Lisboa! Querida Lisboa! Capital da nossa terra! Cabeça de Portugal! Que fazes que não fazes nada por seres Europeia? O que vês tu se não vês nada do que hoje se vê?


O mais espantoso é o caso duma revista literária portuguesa e na qual o seu director respondendo ao conde de Keiserling acaba exactamente com estas palavras: "Basta-me que deste comentário ressalte o erro do ponto de vista europeu para observar e compreender Portugal".


Então, perguntamos em que parte do mundo estamos colocados? Não é por acaso na Europa? Não é exactamente na Europa? Façam favor de lá ir ver no mapa. Não é por acaso que Portugal fica na Europa.


É esta certeza que nos traz aqui hoje para acompanhar a um artista português, o qual, lá na mui europeia Alemanha, participa dos trabalhos do écran europeu que defende heroicamente a universalidade europeia da concorrência milionária da U.S.A.

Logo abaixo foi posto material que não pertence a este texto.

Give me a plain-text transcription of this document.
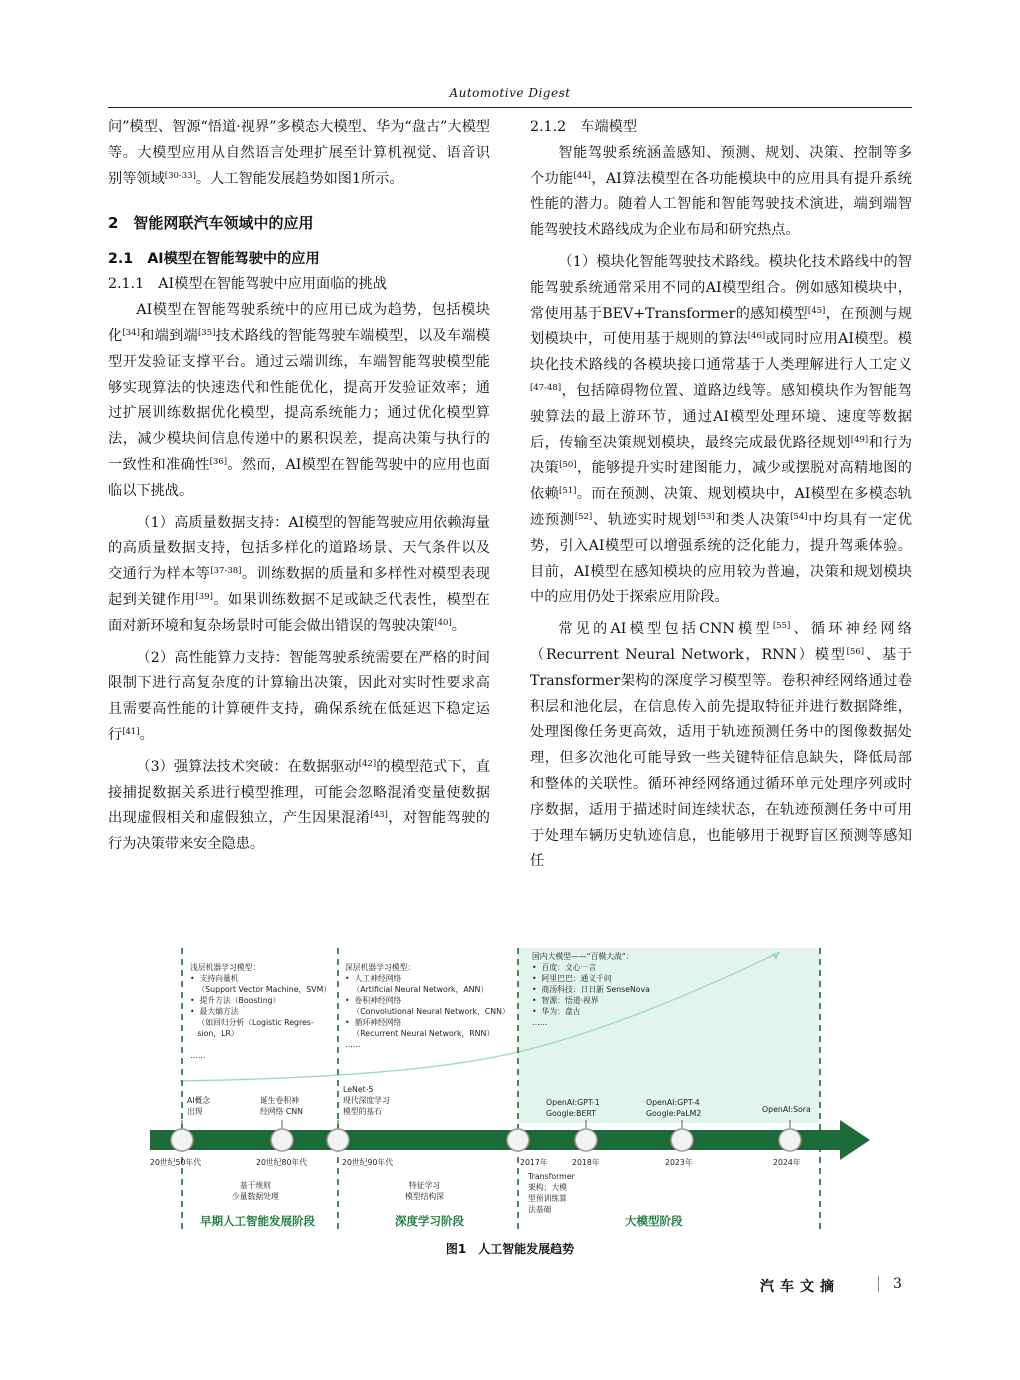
Automotive Digest

问”模型、智源“悟道·视界”多模态大模型、华为“盘古”大模型等。大模型应用从自然语言处理扩展至计算机视觉、语音识别等领域[30-33]。人工智能发展趋势如图1所示。

2　智能网联汽车领域中的应用
2.1　AI模型在智能驾驶中的应用
2.1.1　AI模型在智能驾驶中应用面临的挑战

AI模型在智能驾驶系统中的应用已成为趋势，包括模块化[34]和端到端[35]技术路线的智能驾驶车端模型，以及车端模型开发验证支撑平台。通过云端训练，车端智能驾驶模型能够实现算法的快速迭代和性能优化，提高开发验证效率；通过扩展训练数据优化模型，提高系统能力；通过优化模型算法，减少模块间信息传递中的累积误差，提高决策与执行的一致性和准确性[36]。然而，AI模型在智能驾驶中的应用也面临以下挑战。

（1）高质量数据支持：AI模型的智能驾驶应用依赖海量的高质量数据支持，包括多样化的道路场景、天气条件以及交通行为样本等[37-38]。训练数据的质量和多样性对模型表现起到关键作用[39]。如果训练数据不足或缺乏代表性，模型在面对新环境和复杂场景时可能会做出错误的驾驶决策[40]。

（2）高性能算力支持：智能驾驶系统需要在严格的时间限制下进行高复杂度的计算输出决策，因此对实时性要求高且需要高性能的计算硬件支持，确保系统在低延迟下稳定运行[41]。

（3）强算法技术突破：在数据驱动[42]的模型范式下，直接捕捉数据关系进行模型推理，可能会忽略混淆变量使数据出现虚假相关和虚假独立，产生因果混淆[43]，对智能驾驶的行为决策带来安全隐患。

2.1.2　车端模型

智能驾驶系统涵盖感知、预测、规划、决策、控制等多个功能[44]，AI算法模型在各功能模块中的应用具有提升系统性能的潜力。随着人工智能和智能驾驶技术演进，端到端智能驾驶技术路线成为企业布局和研究热点。

（1）模块化智能驾驶技术路线。模块化技术路线中的智能驾驶系统通常采用不同的AI模型组合。例如感知模块中，常使用基于BEV+Transformer的感知模型[45]，在预测与规划模块中，可使用基于规则的算法[46]或同时应用AI模型。模块化技术路线的各模块接口通常基于人类理解进行人工定义[47-48]，包括障碍物位置、道路边线等。感知模块作为智能驾驶算法的最上游环节，通过AI模型处理环境、速度等数据后，传输至决策规划模块，最终完成最优路径规划[49]和行为决策[50]，能够提升实时建图能力，减少或摆脱对高精地图的依赖[51]。而在预测、决策、规划模块中，AI模型在多模态轨迹预测[52]、轨迹实时规划[53]和类人决策[54]中均具有一定优势，引入AI模型可以增强系统的泛化能力，提升驾乘体验。目前，AI模型在感知模块的应用较为普遍，决策和规划模块中的应用仍处于探索应用阶段。

常见的AI模型包括CNN模型[55]、循环神经网络（Recurrent Neural Network，RNN）模型[56]、基于Transformer架构的深度学习模型等。卷积神经网络通过卷积层和池化层，在信息传入前先提取特征并进行数据降维，处理图像任务更高效，适用于轨迹预测任务中的图像数据处理，但多次池化可能导致一些关键特征信息缺失，降低局部和整体的关联性。循环神经网络通过循环单元处理序列或时序数据，适用于描述时间连续状态，在轨迹预测任务中可用于处理车辆历史轨迹信息，也能够用于视野盲区预测等感知任

浅层机器学习模型：
•  支持向量机
（Support Vector Machine，SVM）
•  提升方法（Boosting）
•  最大熵方法
（如回归分析（Logistic Regres-
sion，LR）

……
深层机器学习模型：
•  人工神经网络
（Artificial Neural Network，ANN）
•  卷积神经网络
（Convolutional Neural Network，CNN）
•  循环神经网络
（Recurrent Neural Network，RNN）
……
国内大模型——“百模大战”：
•  百度：文心一言
•  阿里巴巴：通义千问
•  商汤科技：日日新 SenseNova
•  智源：悟道·视界
•  华为：盘古
……
AI概念
出现
诞生卷积神
经网络 CNN
LeNet-5
现代深度学习
模型的基石
OpenAI:GPT-1
Google:BERT
OpenAI:GPT-4
Google:PaLM2	OpenAI:Sora
20世纪50年代	20世纪80年代	20世纪90年代	2017年	2018年	2023年	2024年
基于规则
少量数据处理
特征学习
模型结构深
Transformer
架构；大模
型预训练算
法基础
早期人工智能发展阶段	深度学习阶段	大模型阶段
图1　人工智能发展趋势
汽车文摘	3
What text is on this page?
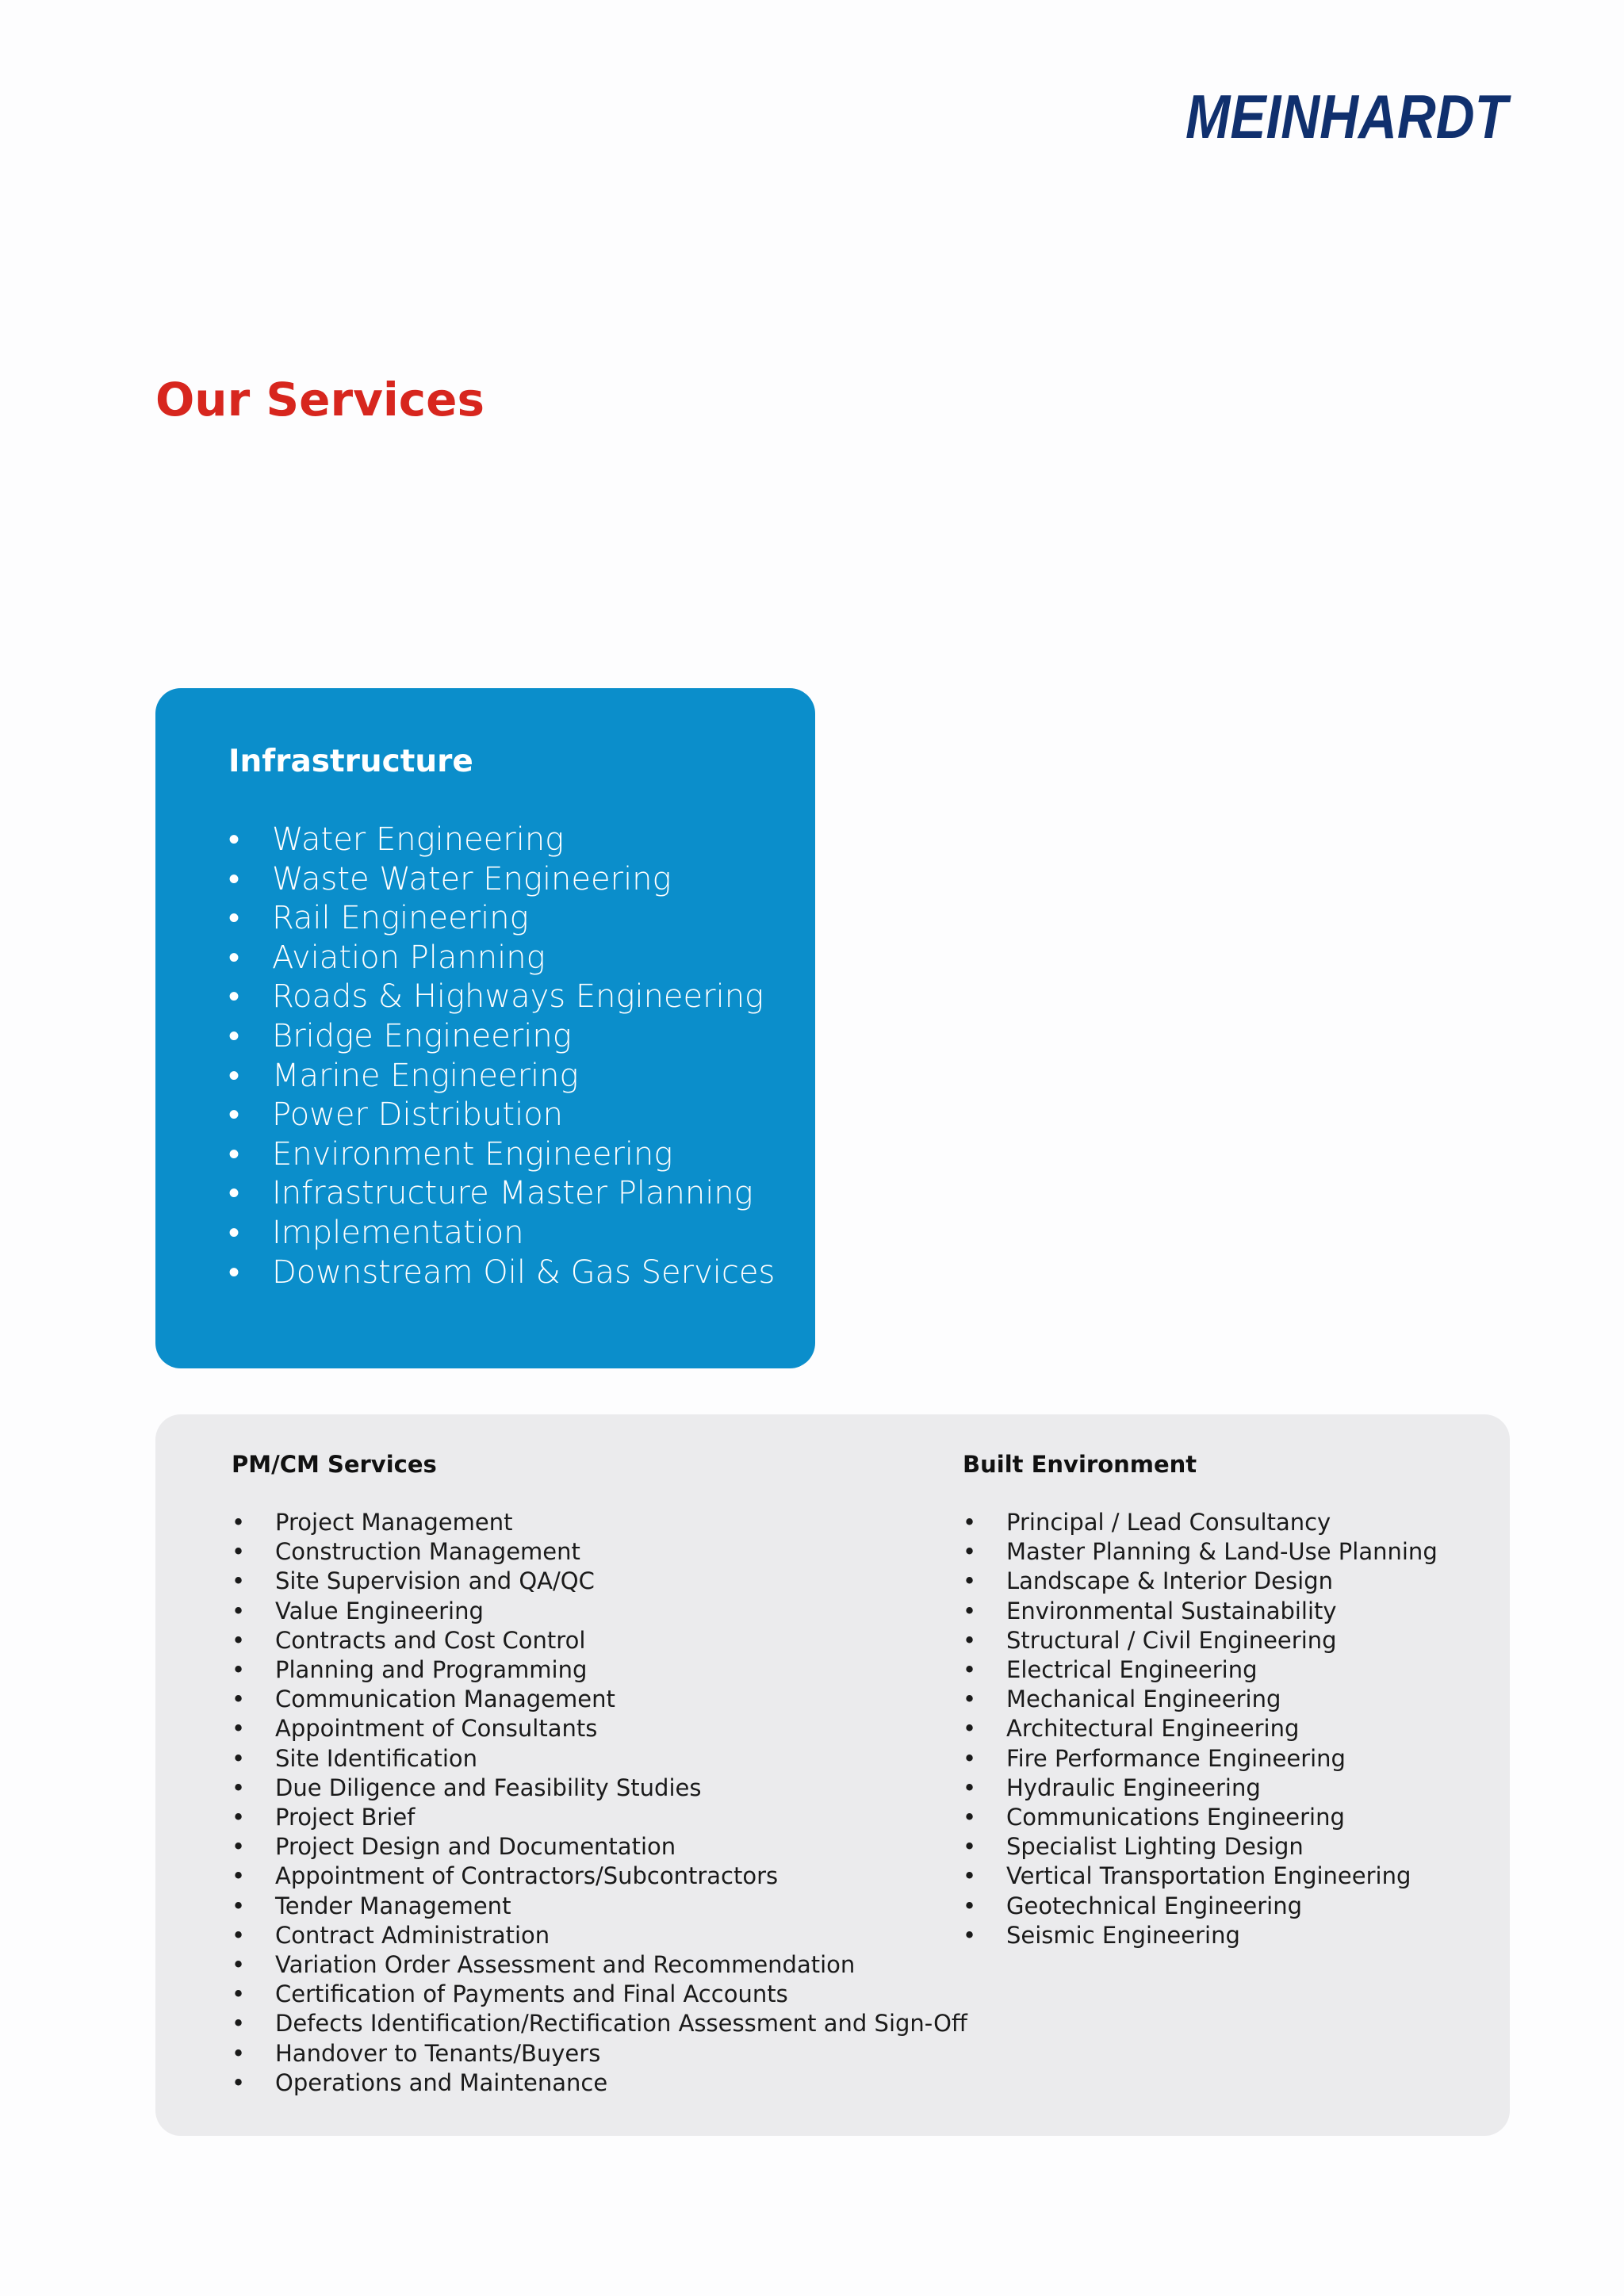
MEINHARDT
Our Services
Infrastructure
• Water Engineering
• Waste Water Engineering
• Rail Engineering
• Aviation Planning
• Roads & Highways Engineering
• Bridge Engineering
• Marine Engineering
• Power Distribution
• Environment Engineering
• Infrastructure Master Planning
• Implementation
• Downstream Oil & Gas Services
PM/CM Services
• Project Management
• Construction Management
• Site Supervision and QA/QC
• Value Engineering
• Contracts and Cost Control
• Planning and Programming
• Communication Management
• Appointment of Consultants
• Site Identification
• Due Diligence and Feasibility Studies
• Project Brief
• Project Design and Documentation
• Appointment of Contractors/Subcontractors
• Tender Management
• Contract Administration
• Variation Order Assessment and Recommendation
• Certification of Payments and Final Accounts
• Defects Identification/Rectification Assessment and Sign-Off
• Handover to Tenants/Buyers
• Operations and Maintenance
Built Environment
• Principal / Lead Consultancy
• Master Planning & Land-Use Planning
• Landscape & Interior Design
• Environmental Sustainability
• Structural / Civil Engineering
• Electrical Engineering
• Mechanical Engineering
• Architectural Engineering
• Fire Performance Engineering
• Hydraulic Engineering
• Communications Engineering
• Specialist Lighting Design
• Vertical Transportation Engineering
• Geotechnical Engineering
• Seismic Engineering
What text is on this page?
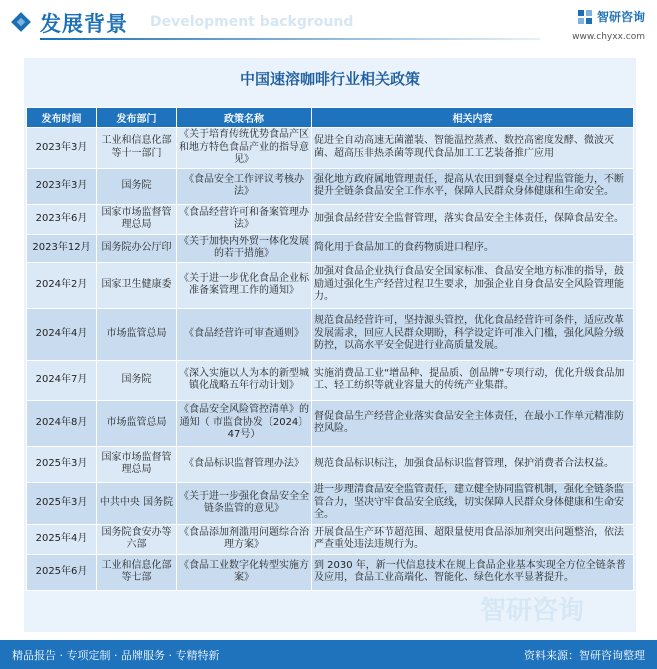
发展背景 Development background	智研咨询
www.chyxx.com
中国速溶咖啡行业相关政策
发布时间	发布部门	政策名称	相关内容
2023年3月	工业和信息化部等十一部门	《关于培育传统优势食品产区和地方特色食品产业的指导意见》	促进全自动高速无菌灌装、智能温控蒸煮、数控高密度发酵、微波灭菌、超高压非热杀菌等现代食品加工工艺装备推广应用
2023年3月	国务院	《食品安全工作评议考核办法》	强化地方政府属地管理责任，提高从农田到餐桌全过程监管能力，不断提升全链条食品安全工作水平，保障人民群众身体健康和生命安全。
2023年6月	国家市场监督管理总局	《食品经营许可和备案管理办法》	加强食品经营安全监督管理，落实食品安全主体责任，保障食品安全。
2023年12月	国务院办公厅印	《关于加快内外贸一体化发展的若干措施》	简化用于食品加工的食药物质进口程序。
2024年2月	国家卫生健康委	《关于进一步优化食品企业标准备案管理工作的通知》	加强对食品企业执行食品安全国家标准、食品安全地方标准的指导，鼓励通过强化生产经营过程卫生要求，加强企业自身食品安全风险管理能力。
2024年4月	市场监管总局	《食品经营许可审查通则》	规范食品经营许可，坚持源头管控，优化食品经营许可条件，适应改革发展需求，回应人民群众期盼，科学设定许可准入门槛，强化风险分级防控，以高水平安全促进行业高质量发展。
2024年7月	国务院	《深入实施以人为本的新型城镇化战略五年行动计划》	实施消费品工业“增品种、提品质、创品牌”专项行动，优化升级食品加工、轻工纺织等就业容量大的传统产业集群。
2024年8月	市场监管总局	《食品安全风险管控清单》的通知（ 市监食协发〔2024〕47号）	督促食品生产经营企业落实食品安全主体责任，在最小工作单元精准防控风险。
2025年3月	国家市场监督管理总局	《食品标识监督管理办法》	规范食品标识标注，加强食品标识监督管理，保护消费者合法权益。
2025年3月	中共中央 国务院	《关于进一步强化食品安全全链条监管的意见》	进一步理清食品安全监管责任，建立健全协同监管机制，强化全链条监管合力，坚决守牢食品安全底线，切实保障人民群众身体健康和生命安全。
2025年4月	国务院食安办等六部	《食品添加剂滥用问题综合治理方案》	开展食品生产环节超范围、超限量使用食品添加剂突出问题整治，依法严查重处违法违规行为。
2025年6月	工业和信息化部等七部	《食品工业数字化转型实施方案》	到 2030 年，新一代信息技术在规上食品企业基本实现全方位全链条普及应用，食品工业高端化、智能化、绿色化水平显著提升。
智研咨询
精品报告 · 专项定制 · 品牌服务 · 专精特新	资料来源：智研咨询整理
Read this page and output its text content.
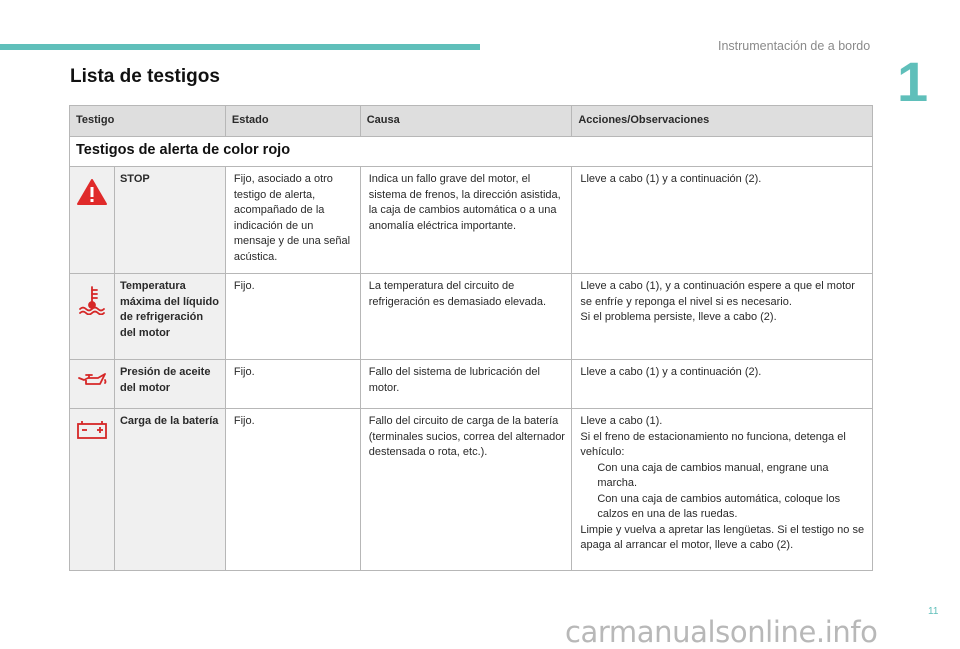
Instrumentación de a bordo
1
Lista de testigos
Testigo		Estado	Causa	Acciones/Observaciones
Testigos de alerta de color rojo				

	STOP	Fijo, asociado a otro testigo de alerta, acompañado de la indicación de un mensaje y de una señal acústica.	Indica un fallo grave del motor, el sistema de frenos, la dirección asistida, la caja de cambios automática o a una anomalía eléctrica importante.	Lleve a cabo (1) y a continuación (2).

	Temperatura máxima del líquido de refrigeración del motor	Fijo.	La temperatura del circuito de refrigeración es demasiado elevada.	Lleve a cabo (1), y a continuación espere a que el motor se enfríe y reponga el nivel si es necesario.
Si el problema persiste, lleve a cabo (2).

	Presión de aceite del motor	Fijo.	Fallo del sistema de lubricación del motor.	Lleve a cabo (1) y a continuación (2).

	Carga de la batería	Fijo.	Fallo del circuito de carga de la batería (terminales sucios, correa del alternador destensada o rota, etc.).	Lleve a cabo (1).
Si el freno de estacionamiento no funciona, detenga el vehículo:
Con una caja de cambios manual, engrane una marcha.
Con una caja de cambios automática, coloque los calzos en una de las ruedas.
Limpie y vuelva a apretar las lengüetas. Si el testigo no se apaga al arrancar el motor, lleve a cabo (2).
11
carmanualsonline.info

Acabaram-se os dez minutos.


Adeus».


José de Almada Negreiros («Embaixadores Desconhecidos», in Manifestos e Conferências).





Mestre Almada Negreiros




Centro de Estudos Europeus. Retrocesso ou progresso?


No momento em que o Dr. Pedro de Moura e Sá propõe a criação de um «Centro de Estudos Europeus», e dado que tal alvitre não pode deixar de corresponder a motivos muito sérios, talvez seja lícito pensar as conveniências e as desvantagens que a realização do projecto necessariamente tornará claras e patentes. Não significa contrariar o propósito digno de tolerância, de respeito e de estima, apresentar alguns reparos, enquanto o alvitre se encontra na fase prévia de aberta discussão.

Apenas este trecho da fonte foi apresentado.